Accountability as a Roadblock to Assessment Reform
Advocating for Changes to Federal Accountability Requirements to Enable Innovative Assessment
Many of us at the Center for Assessment have led assessment reform for decades, including such noteworthy programs as the Kentucky writing and math portfolios, Wyoming’s Body of Evidence System, and Rhode Island’s Proficiency-Based Graduation Requirements. Most recently, we have supported several state leaders in gaining approval for the Innovative Assessment Demonstration Authority (IADA) under the Every Student Succeeds Act (ESSA) to design assessment systems that elevate teaching and learning. I have written previously about the challenges of trying to be innovative under the IADA, but many IADA assessment rules—particularly comparability—are required because these scores must be used in each state’s ESSA-approved school accountability system. The accountability roadblock, however, is not limited to IADA.
Several states have expressed interest in a through-year assessment design—where the end-of-year summative assessment is split into multiple parts using a variety of design options—to reduce the emphasis on the end-of-year test and to provide instructional information throughout the year. Such a design is permitted under ESSA without pursuing an IADA, but is still subject to rigorous accountability-related requirements. I am not endorsing through-year assessment designs, but that’s for another blog post.
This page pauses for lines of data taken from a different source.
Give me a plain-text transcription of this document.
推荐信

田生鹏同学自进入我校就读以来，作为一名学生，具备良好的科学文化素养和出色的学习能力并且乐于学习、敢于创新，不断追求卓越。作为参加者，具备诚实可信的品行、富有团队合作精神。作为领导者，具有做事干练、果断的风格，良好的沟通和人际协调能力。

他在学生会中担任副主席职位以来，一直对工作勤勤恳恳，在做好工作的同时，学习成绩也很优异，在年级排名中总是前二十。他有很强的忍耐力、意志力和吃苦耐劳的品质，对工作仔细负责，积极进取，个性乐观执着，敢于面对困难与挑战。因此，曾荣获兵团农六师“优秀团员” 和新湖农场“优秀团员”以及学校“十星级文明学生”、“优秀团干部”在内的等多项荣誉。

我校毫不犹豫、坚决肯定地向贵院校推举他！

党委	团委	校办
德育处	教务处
Further along the assessment reform continuum, several states are attempting to implement balanced, or at least re-balanced, assessment systems that move away from the singular focus on the end-of-year accountability test to support instructional in addition to accountability uses. We have outlined the challenges of implementing balanced assessment systems previously, and both Brian Gong and I have written about design features necessary for assessments to support instruction.
IADA, through-course, and balanced assessment systems all face considerable challenges in fulfilling aspirations of producing instructionally-useful information while meeting the requirements necessary for accountability purposes.
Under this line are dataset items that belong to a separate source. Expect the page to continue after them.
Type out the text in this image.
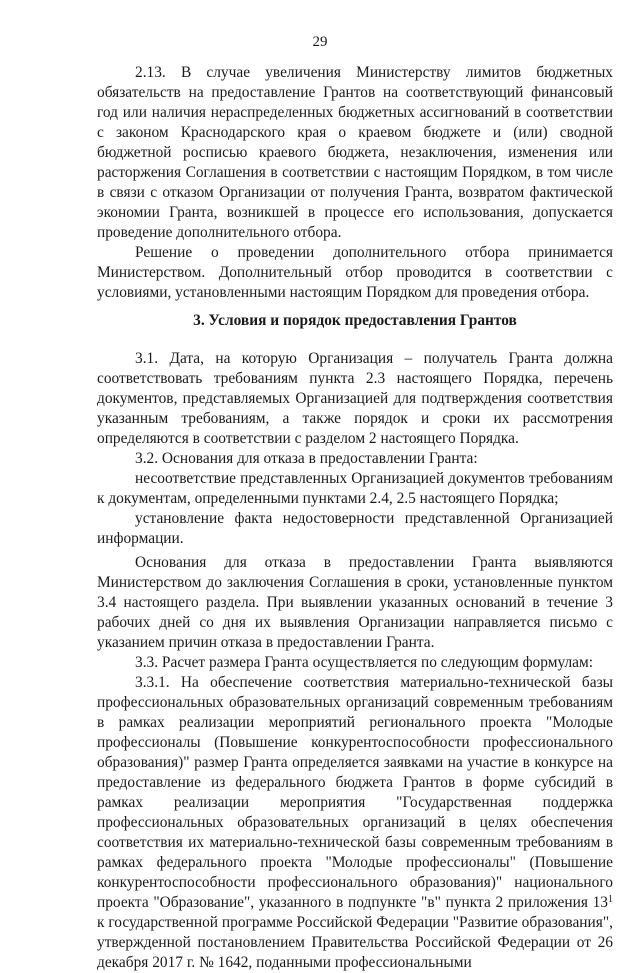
29

2.13. В случае увеличения Министерству лимитов бюджетных обязательств на предоставление Грантов на соответствующий финансовый год или наличия нераспределенных бюджетных ассигнований в соответствии с законом Краснодарского края о краевом бюджете и (или) сводной бюджетной росписью краевого бюджета, незаключения, изменения или расторжения Соглашения в соответствии с настоящим Порядком, в том числе в связи с отказом Организации от получения Гранта, возвратом фактической экономии Гранта, возникшей в процессе его использования, допускается проведение дополнительного отбора.

Решение о проведении дополнительного отбора принимается Министерством. Дополнительный отбор проводится в соответствии с условиями, установленными настоящим Порядком для проведения отбора.

3. Условия и порядок предоставления Грантов

3.1. Дата, на которую Организация – получатель Гранта должна соответствовать требованиям пункта 2.3 настоящего Порядка, перечень документов, представляемых Организацией для подтверждения соответствия указанным требованиям, а также порядок и сроки их рассмотрения определяются в соответствии с разделом 2 настоящего Порядка.

3.2. Основания для отказа в предоставлении Гранта:

несоответствие представленных Организацией документов требованиям к документам, определенными пунктами 2.4, 2.5 настоящего Порядка;

установление факта недостоверности представленной Организацией информации.

Основания для отказа в предоставлении Гранта выявляются Министерством до заключения Соглашения в сроки, установленные пунктом 3.4 настоящего раздела. При выявлении указанных оснований в течение 3 рабочих дней со дня их выявления Организации направляется письмо с указанием причин отказа в предоставлении Гранта.

3.3. Расчет размера Гранта осуществляется по следующим формулам:

3.3.1. На обеспечение соответствия материально-технической базы профессиональных образовательных организаций современным требованиям в рамках реализации мероприятий регионального проекта "Молодые профессионалы (Повышение конкурентоспособности профессионального образования)" размер Гранта определяется заявками на участие в конкурсе на предоставление из федерального бюджета Грантов в форме субсидий в рамках реализации мероприятия "Государственная поддержка профессиональных образовательных организаций в целях обеспечения соответствия их материально-технической базы современным требованиям в рамках федерального проекта "Молодые профессионалы" (Повышение конкурентоспособности профессионального образования)" национального проекта "Образование", указанного в подпункте "в" пункта 2 приложения $13^1$ к государственной программе Российской Федерации "Развитие образования", утвержденной постановлением Правительства Российской Федерации от 26 декабря 2017 г. № 1642, поданными профессиональными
The Accountability Roadblock to Assessment Reform
Early advocates for balanced assessment systems, expressed in the seminal publication Knowing What Students Know (KWSK), envisioned various assessments at different levels of the system coherently linked yet serving different purposes. However, KWSK was written prior to the enactment of the No Child Left Behind Act (NCLB). The intense focus on federally-mandated high-stakes accountability determinations changed the nature of district and classroom assessment systems.
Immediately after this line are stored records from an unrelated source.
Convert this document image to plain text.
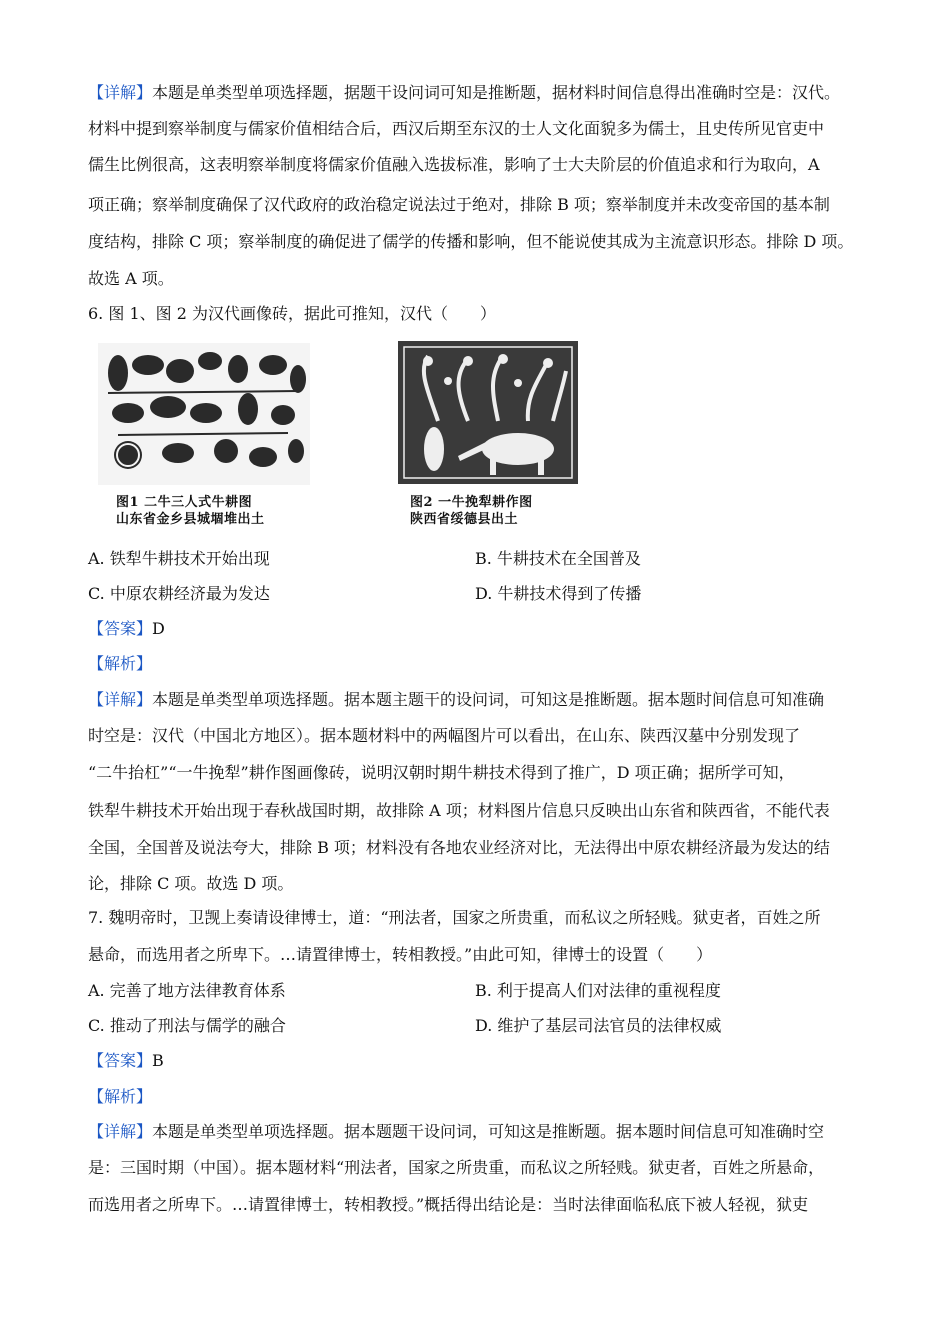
【详解】本题是单类型单项选择题，据题干设问词可知是推断题，据材料时间信息得出准确时空是：汉代。
材料中提到察举制度与儒家价值相结合后，西汉后期至东汉的士人文化面貌多为儒士，且史传所见官吏中
儒生比例很高，这表明察举制度将儒家价值融入选拔标准，影响了士大夫阶层的价值追求和行为取向，A
项正确；察举制度确保了汉代政府的政治稳定说法过于绝对，排除 B 项；察举制度并未改变帝国的基本制
度结构，排除 C 项；察举制度的确促进了儒学的传播和影响，但不能说使其成为主流意识形态。排除 D 项。
故选 A 项。
6. 图 1、图 2 为汉代画像砖，据此可推知，汉代（　　）
图1 二牛三人式牛耕图
山东省金乡县城堌堆出土
图2 一牛挽犁耕作图
陕西省绥德县出土
A. 铁犁牛耕技术开始出现	B. 牛耕技术在全国普及
C. 中原农耕经济最为发达	D. 牛耕技术得到了传播
【答案】D
【解析】
【详解】本题是单类型单项选择题。据本题主题干的设问词，可知这是推断题。据本题时间信息可知准确
时空是：汉代（中国北方地区）。据本题材料中的两幅图片可以看出，在山东、陕西汉墓中分别发现了
“二牛抬杠”“一牛挽犁”耕作图画像砖，说明汉朝时期牛耕技术得到了推广，D 项正确；据所学可知，
铁犁牛耕技术开始出现于春秋战国时期，故排除 A 项；材料图片信息只反映出山东省和陕西省，不能代表
全国，全国普及说法夸大，排除 B 项；材料没有各地农业经济对比，无法得出中原农耕经济最为发达的结
论，排除 C 项。故选 D 项。
7. 魏明帝时，卫觊上奏请设律博士，道：“刑法者，国家之所贵重，而私议之所轻贱。狱吏者，百姓之所
悬命，而选用者之所卑下。…请置律博士，转相教授。”由此可知，律博士的设置（　　）
A. 完善了地方法律教育体系	B. 利于提高人们对法律的重视程度
C. 推动了刑法与儒学的融合	D. 维护了基层司法官员的法律权威
【答案】B
【解析】
【详解】本题是单类型单项选择题。据本题题干设问词，可知这是推断题。据本题时间信息可知准确时空
是：三国时期（中国）。据本题材料“刑法者，国家之所贵重，而私议之所轻贱。狱吏者，百姓之所悬命，
而选用者之所卑下。…请置律博士，转相教授。”概括得出结论是：当时法律面临私底下被人轻视，狱吏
Two decades of NCLB and ESSA highlighted how accountability policy ripples through the assessment system. School and district leaders directed considerable attention toward test preparation and related activities designed to improve summative test scores. Assessment initiatives designed to improve instruction and student learning were squeezed out in an effort to raise summative test scores.
Understanding this history is the first step to avoid repeating it, but assessment innovators still find themselves between a rock and a hard place. They can choose to count the assessments designed for instructional purposes in accountability determinations, or they can firewall accountability from instructional components.
Two Bad Choices for Innovation in Assessment
Counting as part of accountability.
In a balanced system, results from local assessment may support monitoring or accountability functions, while state summative results can be used to support district decision-making. But there is a risk. Donald Campbell pointed out almost 50 years ago that increasing the consequences associated with a social indicator escalates the likelihood of corrupting the indicator’s original purposes. In other words, using assessments intended for instructional purposes as part of accountability runs the risk of limiting the instructional utility of these assessments.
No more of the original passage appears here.